Shrimp taco at La Lagartija Taqueria (Brent Lewis / For RedEye / July 29, 2014)

Worth a trip: Shrimp tacos at La Lagartija
132 S. Ashland Ave. 312-733-7772

Returning from a vacation on either of the coasts or Mexico tends to result in a sad realization: Excellent seafood tacos are hard to come by in Chicago.

Some taquerias might have a fresh tortilla, superior slaw or a bright lime-infused cream sauce, but so many of them fail by offering insubstantial fillings of flavorless tilapia or once-frozen-and-then-fried shrimp bearing limp crusts sogged down by their toppings.
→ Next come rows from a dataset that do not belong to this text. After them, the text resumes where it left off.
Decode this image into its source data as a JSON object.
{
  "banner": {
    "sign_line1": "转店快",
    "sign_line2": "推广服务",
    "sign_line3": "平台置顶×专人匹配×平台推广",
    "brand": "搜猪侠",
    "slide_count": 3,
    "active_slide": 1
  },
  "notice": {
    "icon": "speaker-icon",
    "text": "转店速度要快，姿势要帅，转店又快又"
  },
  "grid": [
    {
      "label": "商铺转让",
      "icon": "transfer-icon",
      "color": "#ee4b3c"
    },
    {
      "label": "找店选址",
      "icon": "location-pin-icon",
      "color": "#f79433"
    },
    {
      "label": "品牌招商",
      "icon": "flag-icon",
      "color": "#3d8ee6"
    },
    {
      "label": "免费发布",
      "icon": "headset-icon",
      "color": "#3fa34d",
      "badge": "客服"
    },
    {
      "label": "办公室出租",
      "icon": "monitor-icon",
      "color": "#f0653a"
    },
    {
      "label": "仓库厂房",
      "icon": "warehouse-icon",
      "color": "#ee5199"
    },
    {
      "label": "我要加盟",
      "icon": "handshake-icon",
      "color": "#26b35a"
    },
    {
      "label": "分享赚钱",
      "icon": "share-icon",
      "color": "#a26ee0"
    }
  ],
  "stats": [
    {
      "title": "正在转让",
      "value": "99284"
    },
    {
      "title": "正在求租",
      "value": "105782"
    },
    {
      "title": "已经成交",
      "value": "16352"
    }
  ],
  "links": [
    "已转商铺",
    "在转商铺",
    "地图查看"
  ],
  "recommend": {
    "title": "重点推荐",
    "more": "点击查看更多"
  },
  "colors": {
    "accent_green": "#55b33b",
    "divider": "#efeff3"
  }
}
For this reason, I am happy to introduce you to the shrimp taco from La Lagartija (Spanish for "little lizard") taqueria in the West Loop ($3.50). Lagartija, owned by husband and wife Luis Perea and Laura Cid-Perea, is a sister restaurant to Bombon Bakery in Pilsen and the Bombon Cafes in Little Village and the West Loop. The Bombon locations were built on stellar fresh-baked special occasion cakes. If you've ever had Cid-Perea's superb, silky tres leches cake, it will probably come as no surprise that she and her husband also purvey some of the better tacos around.

Lagartija's plump shrimp are breaded with an airy Negra Modelo beer-splashed tempura batter that provides a satisfying shatter with every bite. The shrimp are topped with a lip-tingling habanero ketchup and a cooling, salty mayo blended with caper, olive and onion, and a nest of crisp lettuce and crunchy radish. The whole thing is swaddled in a hot hand-formed and griddled-to-order corn tortilla. Close your eyes, take a bite and you're suddenly whisked away to a beach-side beer-commercial ideal, whiling away the afternoon in an Adirondack chair.